Continuing to Expand Options
Daniels’ nationally-celebrated K-12 education reforms are well-known for the manner in which they expand choices and educational options for families and students. They were borne out of the realization that educational quality improves as a vibrant market of options opens up.
The same principle could be found at the heart of Daniels’ higher education efforts, especially in his efforts to create bring Western Governors University (WGU) to Indiana. Recognizing that a significant number of Hoosiers were trying to complete degrees while working and balancing the concerns of family and community, Daniels believed Indiana had a significant market for online four-year bachelor degrees. Too many students who were giving college a go in their 30s and 40s were dropping out because of life’s pressures. Daniels believed that WGU was an important solution to that problem.

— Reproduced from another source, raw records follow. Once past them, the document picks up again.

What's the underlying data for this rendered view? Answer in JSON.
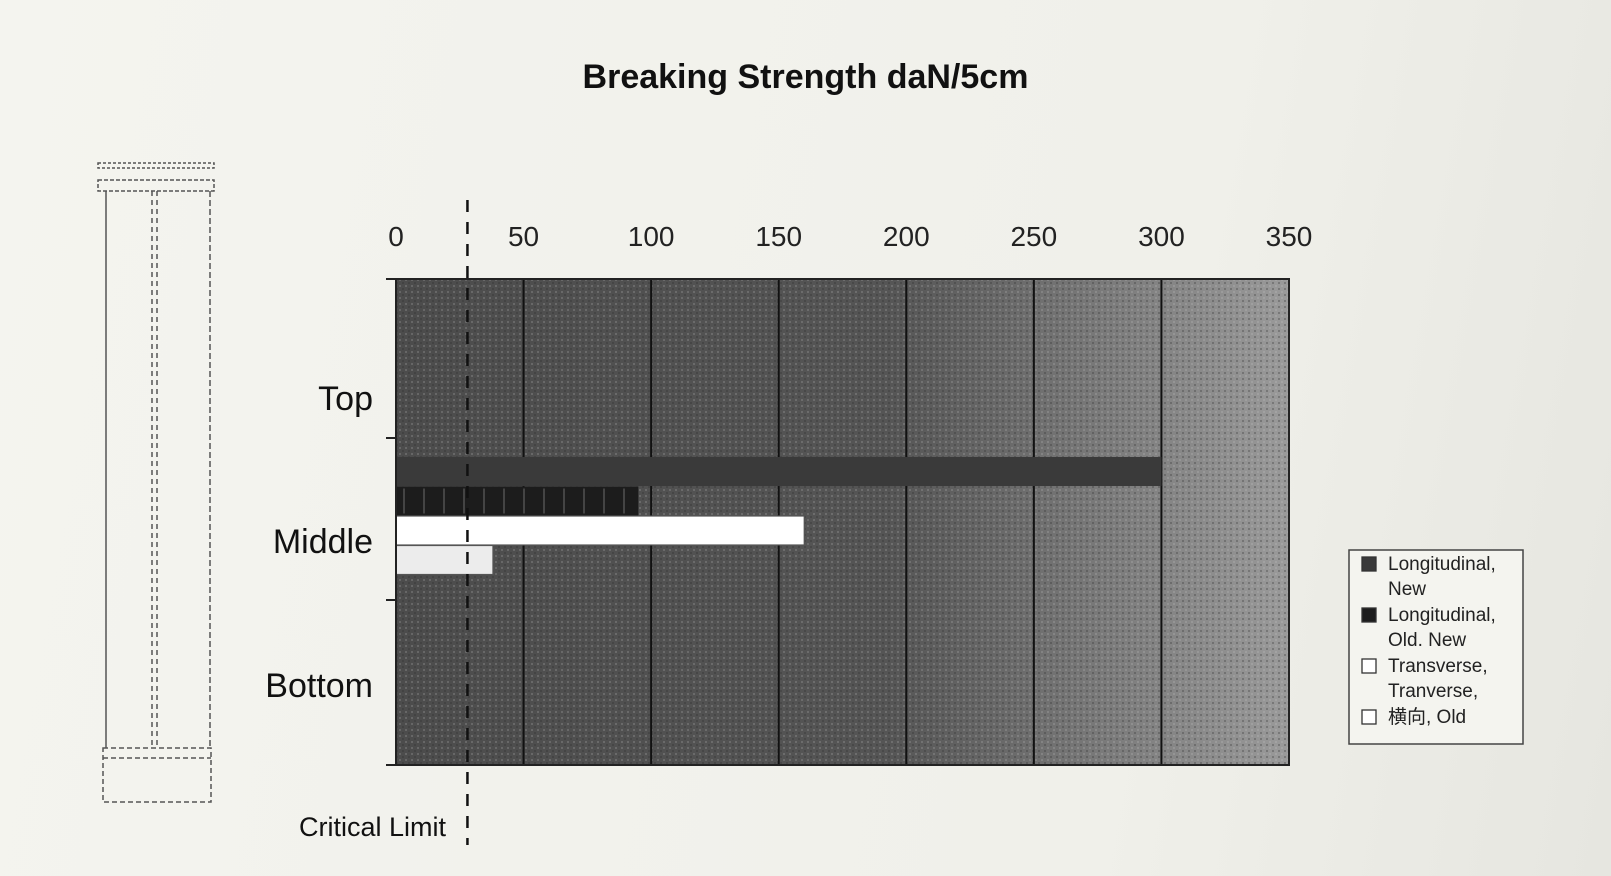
{
  "chart_data": {
    "type": "bar",
    "orientation": "horizontal",
    "title": "Breaking Strength daN/5cm",
    "categories": [
      "Top",
      "Middle",
      "Bottom"
    ],
    "x_ticks": [
      "0",
      "50",
      "100",
      "150",
      "200",
      "250",
      "300",
      "350"
    ],
    "xlim": [
      0,
      350
    ],
    "series": [
      {
        "name_lines": [
          "Longitudinal,",
          "New"
        ],
        "color": "#3a3a3a",
        "values": [
          null,
          300,
          null
        ]
      },
      {
        "name_lines": [
          "Longitudinal,",
          "Old. New"
        ],
        "color": "#1c1c1c",
        "values": [
          null,
          95,
          null
        ]
      },
      {
        "name_lines": [
          "Transverse,",
          "Tranverse,"
        ],
        "color": "#ffffff",
        "values": [
          null,
          160,
          null
        ]
      },
      {
        "name_lines": [
          "横向, Old"
        ],
        "color": "#ececec",
        "values": [
          null,
          38,
          null
        ]
      }
    ],
    "critical_limit": {
      "label": "Critical Limit",
      "value": 28
    },
    "grid": true,
    "legend_position": "right"
  },
  "colors": {
    "plot_dark": "#4a4a4a",
    "plot_light": "#8a8a8a",
    "gridline": "#111111"
  }
}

WGU had begun in 1997 by thirteen governors looking to use distance learning to extend higher education to their growing populations. Daniels embraced WGU’s competency model, which bases graduation not on credit hours or classes attended but on the skills and learning of the student.
He negotiated with WGU to make Indiana the first state (and the only east of the Mississippi River) to have its own state-based WGU program. Two other states, Washington and Texas, have followed the Indiana model and created their own state programs, as well. In the first two years, WGU-Indiana grew from 250 to 3,000 students and continues to grow.